In the interim final rule, however, the SBA clarifies that the lender has an obligation in several areas including:
- Confirmation it received a borrower’s loan forgiveness application form.
- Verification it has received the borrower’s documentation in support of payroll and nonpayroll costs.
- Checking the borrower’s calculations on the forgiveness application.
“The lender has a good faith review duty,” she said, “and to do so in a reasonable time. And to the extent they determine that the borrower has not provided sufficiently substantial documentation to back up (its) file, the guidance instructs the lenders to assist the borrower with that process and try to remedy the situation with them.”
Ultimately, though, the accuracy of the information in the loan application is still the borrower’s responsibility.
Potential program expansion
The House passed legislation last week that has the potential to have the most impact on the PPP, an amendment to CARES called the Paycheck Protection Program Flexibility Act of 2020.
If the Senate approves the bill as is, it would:
- Extend the “covered period” for PPP loans from eight to 24 weeks.
- Change the use of funds forgiveness requirement from 75% payroll costs/25% non-payroll costs to 60% payroll costs/40% non-payroll costs.
- Create a safe harbor for employers that made a good faith effort to hire or rehire qualified employees.
- Extend the maturity of PPP loans from two to five years.
- Allow PPP loan recipients to defer payroll taxes through the end of 2020.
The extension of the covered period, said Jimmy Christianson, vice president of government relations at the AGC, is the most important potential change “because timing is everything.” He said this element of the bill is most important for those companies that were early participants in the PPP because their covered period is set to expire soon, if it hasn’t already done so.
“But the reality is in any economic downturn, the worst for construction [industry] always comes towards the latter part of the downturn,” he said. “And we have a lot of members that still [have] backlog and are doing their best to continue to secure that backlog. ... So the ability to extend that eight-week period to 24 weeks is extremely helpful.”
Changing the payroll/nonpayroll expense ratio, allowing some flexibility when it comes to keeping employees on the payroll or rehiring them in an environment where they might not want to return to work, extending the repayment period from two years to five, and letting contractors defer payroll taxes are all things that will give them the best chance of survival, Christianson said.
As the Senate takes on the work of trying to reconcile the House bill with its proposals, attorney Paul Pollock with Crowell & Moring said the program might also see a revamp in the loan forgiveness application, which is complicated and burdensome in the way that companies calculate how much of their loan is forgivable.
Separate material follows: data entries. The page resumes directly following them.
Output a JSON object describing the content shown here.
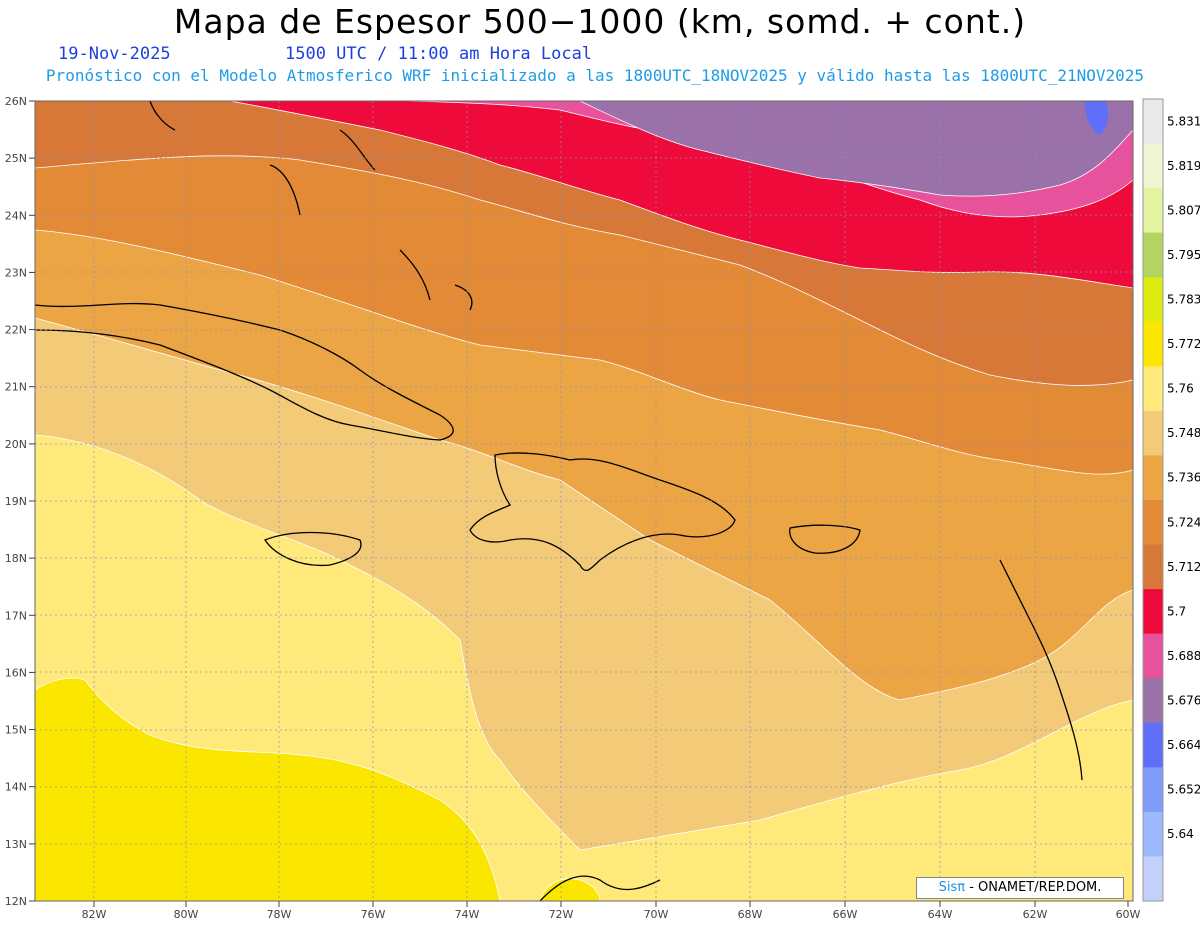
{
  "title": "Mapa de Espesor 500−1000 (km, somd. + cont.)",
  "date": "19-Nov-2025",
  "time": "1500 UTC / 11:00 am Hora Local",
  "forecast_note": "Pronóstico con el Modelo Atmosferico WRF inicializado a las 1800UTC_18NOV2025 y válido hasta las  1800UTC_21NOV2025",
  "credit_brand": "Sisπ",
  "credit_text": " - ONAMET/REP.DOM.",
  "lat_labels": [
    "26N",
    "25N",
    "24N",
    "23N",
    "22N",
    "21N",
    "20N",
    "19N",
    "18N",
    "17N",
    "16N",
    "15N",
    "14N",
    "13N",
    "12N"
  ],
  "lon_labels": [
    "82W",
    "80W",
    "78W",
    "76W",
    "74W",
    "72W",
    "70W",
    "68W",
    "66W",
    "64W",
    "62W",
    "60W"
  ],
  "colorbar": {
    "labels": [
      "5.831",
      "5.819",
      "5.807",
      "5.795",
      "5.783",
      "5.772",
      "5.76",
      "5.748",
      "5.736",
      "5.724",
      "5.712",
      "5.7",
      "5.688",
      "5.676",
      "5.664",
      "5.652",
      "5.64"
    ],
    "colors": [
      "#eaeaea",
      "#f1f5d2",
      "#e2f3a2",
      "#b3d363",
      "#dcec10",
      "#fbe600",
      "#ffe97a",
      "#f2ca78",
      "#eba544",
      "#e38a36",
      "#d87838",
      "#ef0a3c",
      "#e8529c",
      "#9a71a8",
      "#5f6ff9",
      "#7f9cf9",
      "#9db8fb",
      "#c2d0fb"
    ]
  },
  "bands": [
    {
      "level": "5.688-5.7",
      "color": "#9a71a8"
    },
    {
      "level": "5.7-5.712",
      "color": "#e8529c"
    },
    {
      "level": "5.712-5.724",
      "color": "#ef0a3c"
    },
    {
      "level": "5.724-5.736",
      "color": "#d87838"
    },
    {
      "level": "5.736-5.748",
      "color": "#e38a36"
    },
    {
      "level": "5.748-5.76",
      "color": "#eba544"
    },
    {
      "level": "5.76-5.772",
      "color": "#f2ca78"
    },
    {
      "level": "5.772-5.783",
      "color": "#ffe97a"
    },
    {
      "level": "5.783-5.795",
      "color": "#fbe600"
    }
  ]
}
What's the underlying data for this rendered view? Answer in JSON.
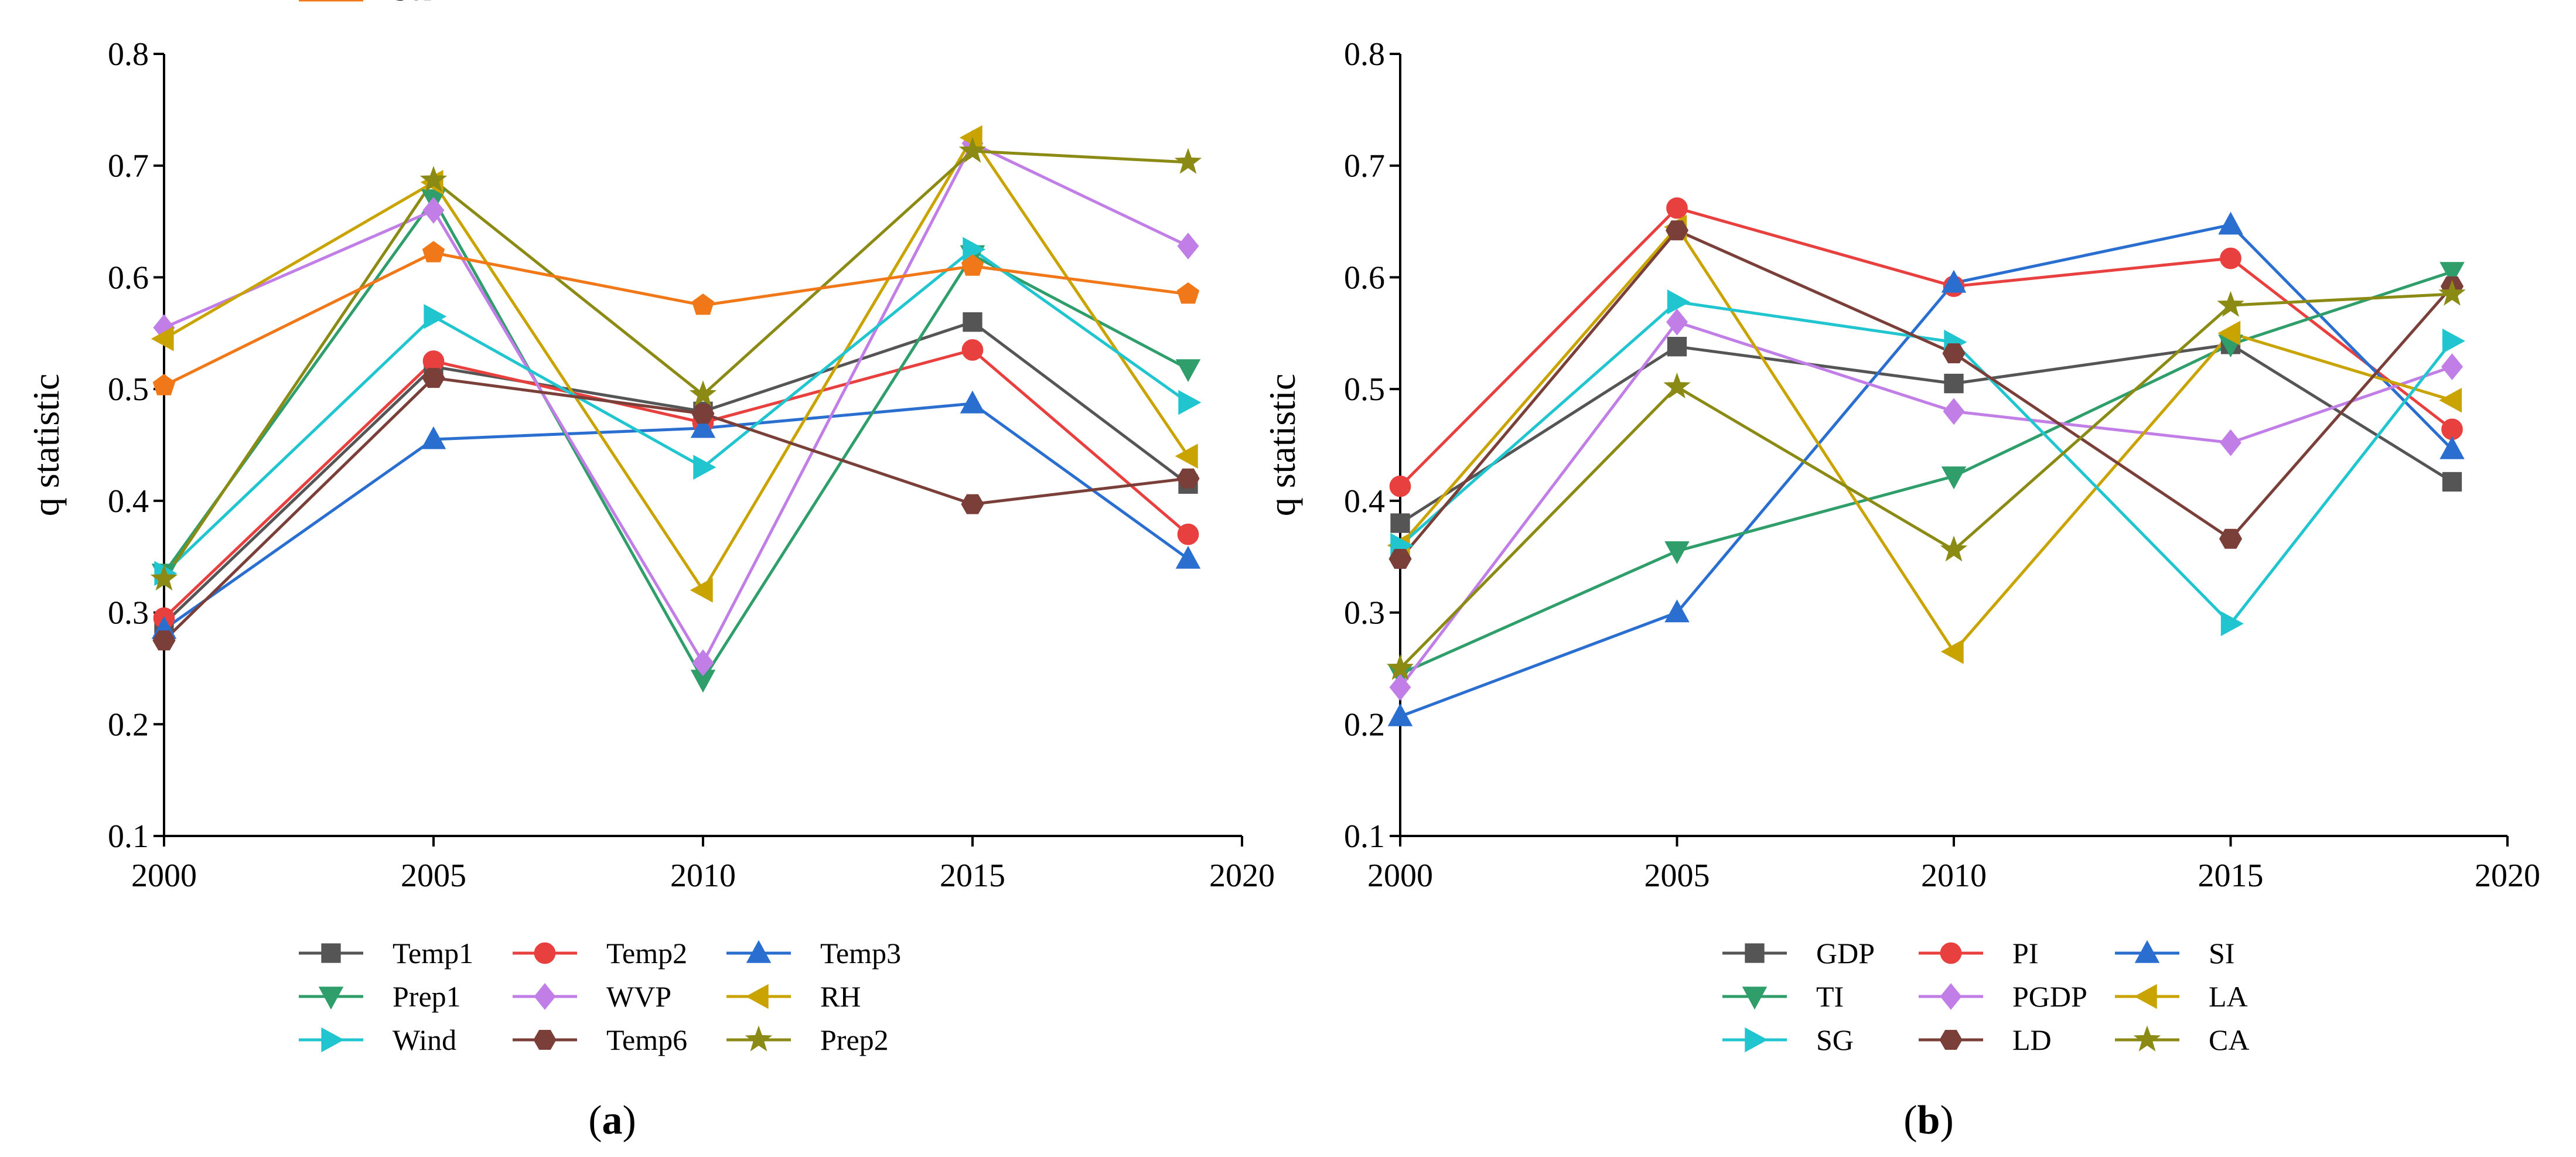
{
  "chart_data": [
    {
      "type": "line",
      "panel_label": "a",
      "title": "",
      "xlabel": "",
      "ylabel": "q statistic",
      "xlim": [
        2000,
        2020
      ],
      "ylim": [
        0.1,
        0.8
      ],
      "x": [
        2000,
        2005,
        2010,
        2015,
        2019
      ],
      "x_ticks": [
        "2000",
        "2005",
        "2010",
        "2015",
        "2020"
      ],
      "y_ticks": [
        "0.1",
        "0.2",
        "0.3",
        "0.4",
        "0.5",
        "0.6",
        "0.7",
        "0.8"
      ],
      "legend_position": "bottom",
      "series": [
        {
          "name": "Temp1",
          "color": "#555555",
          "marker": "square",
          "values": [
            0.29,
            0.52,
            0.48,
            0.56,
            0.415
          ]
        },
        {
          "name": "Temp2",
          "color": "#e8403f",
          "marker": "circle",
          "values": [
            0.295,
            0.525,
            0.47,
            0.535,
            0.37
          ]
        },
        {
          "name": "Temp3",
          "color": "#2a6fd0",
          "marker": "triangle-up",
          "values": [
            0.285,
            0.455,
            0.465,
            0.487,
            0.348
          ]
        },
        {
          "name": "Prep1",
          "color": "#2f9e6b",
          "marker": "triangle-down",
          "values": [
            0.335,
            0.67,
            0.24,
            0.62,
            0.518
          ]
        },
        {
          "name": "WVP",
          "color": "#c07ee6",
          "marker": "diamond",
          "values": [
            0.555,
            0.66,
            0.255,
            0.72,
            0.628
          ]
        },
        {
          "name": "RH",
          "color": "#c9a300",
          "marker": "triangle-left",
          "values": [
            0.545,
            0.685,
            0.32,
            0.725,
            0.44
          ]
        },
        {
          "name": "Wind",
          "color": "#20c5d0",
          "marker": "triangle-right",
          "values": [
            0.335,
            0.565,
            0.43,
            0.625,
            0.488
          ]
        },
        {
          "name": "Temp6",
          "color": "#7b3f3a",
          "marker": "hexagon",
          "values": [
            0.275,
            0.51,
            0.478,
            0.397,
            0.42
          ]
        },
        {
          "name": "Prep2",
          "color": "#8a8a14",
          "marker": "star",
          "values": [
            0.33,
            0.687,
            0.495,
            0.713,
            0.703
          ]
        },
        {
          "name": "Soil",
          "color": "#f07818",
          "marker": "pentagon",
          "values": [
            0.503,
            0.622,
            0.575,
            0.61,
            0.585
          ]
        }
      ]
    },
    {
      "type": "line",
      "panel_label": "b",
      "title": "",
      "xlabel": "",
      "ylabel": "q statistic",
      "xlim": [
        2000,
        2020
      ],
      "ylim": [
        0.1,
        0.8
      ],
      "x": [
        2000,
        2005,
        2010,
        2015,
        2019
      ],
      "x_ticks": [
        "2000",
        "2005",
        "2010",
        "2015",
        "2020"
      ],
      "y_ticks": [
        "0.1",
        "0.2",
        "0.3",
        "0.4",
        "0.5",
        "0.6",
        "0.7",
        "0.8"
      ],
      "legend_position": "bottom",
      "series": [
        {
          "name": "GDP",
          "color": "#555555",
          "marker": "square",
          "values": [
            0.38,
            0.538,
            0.505,
            0.54,
            0.417
          ]
        },
        {
          "name": "PI",
          "color": "#e8403f",
          "marker": "circle",
          "values": [
            0.413,
            0.662,
            0.592,
            0.617,
            0.464
          ]
        },
        {
          "name": "SI",
          "color": "#2a6fd0",
          "marker": "triangle-up",
          "values": [
            0.207,
            0.3,
            0.595,
            0.647,
            0.446
          ]
        },
        {
          "name": "TI",
          "color": "#2f9e6b",
          "marker": "triangle-down",
          "values": [
            0.245,
            0.355,
            0.422,
            0.54,
            0.605
          ]
        },
        {
          "name": "PGDP",
          "color": "#c07ee6",
          "marker": "diamond",
          "values": [
            0.233,
            0.56,
            0.48,
            0.452,
            0.52
          ]
        },
        {
          "name": "LA",
          "color": "#c9a300",
          "marker": "triangle-left",
          "values": [
            0.36,
            0.645,
            0.265,
            0.55,
            0.49
          ]
        },
        {
          "name": "SG",
          "color": "#20c5d0",
          "marker": "triangle-right",
          "values": [
            0.36,
            0.578,
            0.542,
            0.29,
            0.543
          ]
        },
        {
          "name": "LD",
          "color": "#7b3f3a",
          "marker": "hexagon",
          "values": [
            0.348,
            0.642,
            0.532,
            0.366,
            0.592
          ]
        },
        {
          "name": "CA",
          "color": "#8a8a14",
          "marker": "star",
          "values": [
            0.25,
            0.502,
            0.356,
            0.575,
            0.585
          ]
        }
      ]
    }
  ],
  "captions": {
    "a": {
      "open": "(",
      "letter": "a",
      "close": ")"
    },
    "b": {
      "open": "(",
      "letter": "b",
      "close": ")"
    }
  }
}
“We can probably expect,” he said, “that this whole forgiveness application is going to get reinvented at some point in the next couple of weeks.”
However, Lombardo said, unless relevant changes are made to the forgiveness decision timeline, between the approvals needed from the SBA and the lender, it will still take up to 150 days before the SBA approves forgiveness of PPP loans.
The bottom line, Christianson said, is that the legislation will help contractors stay in business, as long as the Senate acts in a timely manner.
“My biggest fear is that by the time they decide it’s time to deal with infrastructure,” he said, “the [contractors] they need to deal with are not going to be there.”